Ultra-thin SiC layer covered graphene nanosheets as advanced photocatalysts for hydrogen evolution

Abstract

Herein, for the first time, ultra-thin SiC nanoparticles or ultra-thin layer covered graphene nanosheets were successfully prepared via using a facile in situ vapor–solid reaction. The samples were characterized by X-ray diffraction, UV-visible spectroscopy, photoluminescence spectra analysis, Raman spectra, transient photocurrent responses and transmission electron microscopy. The photocatalytic activities were also evaluated by H₂ evolution from pure water or water containing Na₂S as an electron donor. The resulting SiC–graphene hybrids show enhanced photocatalytic H₂-evolution activities in the presence of an electron donor. Especially, the graphene nanosheet and SiC nanocrystal hybrids show the highest photocatalytic activity in H₂ production under visible light, which is about 10 times higher than that of the SiC nanocrystals.
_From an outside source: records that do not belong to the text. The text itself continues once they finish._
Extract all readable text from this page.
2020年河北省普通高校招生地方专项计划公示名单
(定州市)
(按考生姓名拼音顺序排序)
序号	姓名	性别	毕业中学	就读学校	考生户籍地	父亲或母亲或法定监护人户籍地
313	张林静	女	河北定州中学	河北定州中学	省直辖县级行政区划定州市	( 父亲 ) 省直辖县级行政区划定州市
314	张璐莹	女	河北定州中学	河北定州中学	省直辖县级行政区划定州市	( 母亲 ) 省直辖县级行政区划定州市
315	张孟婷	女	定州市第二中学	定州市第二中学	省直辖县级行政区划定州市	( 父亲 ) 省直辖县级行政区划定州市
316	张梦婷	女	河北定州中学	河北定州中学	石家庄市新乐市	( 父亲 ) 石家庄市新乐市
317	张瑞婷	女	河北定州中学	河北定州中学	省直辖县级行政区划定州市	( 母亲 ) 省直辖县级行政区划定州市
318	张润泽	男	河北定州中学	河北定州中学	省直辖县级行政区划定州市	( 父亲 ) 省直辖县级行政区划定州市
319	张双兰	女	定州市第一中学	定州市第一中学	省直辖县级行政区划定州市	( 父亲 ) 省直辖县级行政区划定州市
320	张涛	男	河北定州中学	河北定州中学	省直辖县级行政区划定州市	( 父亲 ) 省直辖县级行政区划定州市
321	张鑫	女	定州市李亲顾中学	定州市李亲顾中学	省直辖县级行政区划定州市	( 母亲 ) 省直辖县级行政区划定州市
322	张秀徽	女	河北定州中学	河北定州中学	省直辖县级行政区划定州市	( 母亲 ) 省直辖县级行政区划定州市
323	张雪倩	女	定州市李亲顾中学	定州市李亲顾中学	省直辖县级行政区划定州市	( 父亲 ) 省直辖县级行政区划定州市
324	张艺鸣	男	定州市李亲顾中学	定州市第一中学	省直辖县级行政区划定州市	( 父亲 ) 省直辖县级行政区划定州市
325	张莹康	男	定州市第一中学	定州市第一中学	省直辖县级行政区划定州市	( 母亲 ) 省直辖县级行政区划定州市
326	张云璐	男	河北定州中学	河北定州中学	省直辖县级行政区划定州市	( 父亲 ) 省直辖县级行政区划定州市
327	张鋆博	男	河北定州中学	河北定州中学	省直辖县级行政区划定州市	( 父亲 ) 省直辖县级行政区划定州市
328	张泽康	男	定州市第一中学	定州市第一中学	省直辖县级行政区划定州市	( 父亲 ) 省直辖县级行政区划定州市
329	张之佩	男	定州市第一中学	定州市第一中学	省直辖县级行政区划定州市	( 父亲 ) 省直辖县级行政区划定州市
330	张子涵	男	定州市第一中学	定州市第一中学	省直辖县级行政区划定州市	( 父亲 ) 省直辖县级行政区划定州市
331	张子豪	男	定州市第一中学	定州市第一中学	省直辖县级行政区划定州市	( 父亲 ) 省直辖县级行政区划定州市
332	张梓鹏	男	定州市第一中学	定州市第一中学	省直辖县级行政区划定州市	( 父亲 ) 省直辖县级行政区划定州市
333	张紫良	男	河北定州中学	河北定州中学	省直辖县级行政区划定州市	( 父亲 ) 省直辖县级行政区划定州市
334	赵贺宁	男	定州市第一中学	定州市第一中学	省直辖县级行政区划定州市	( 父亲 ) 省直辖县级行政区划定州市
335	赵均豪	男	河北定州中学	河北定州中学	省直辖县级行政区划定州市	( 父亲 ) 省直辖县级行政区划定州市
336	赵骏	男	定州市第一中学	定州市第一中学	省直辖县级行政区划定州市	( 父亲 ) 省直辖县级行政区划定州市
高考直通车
The enhanced activities of the SiC–graphene hybrids can be attributed to their 2D nanosheet structures, large surface area, enhanced visible-light absorption and rapid interfacial charge transfer from SiC to graphene. Our results can provide an effective approach to synthesize graphene-based heterogeneous nanocomposites for a wide variety of potential applications in solar energy conversion and storage, separation, and purification processes.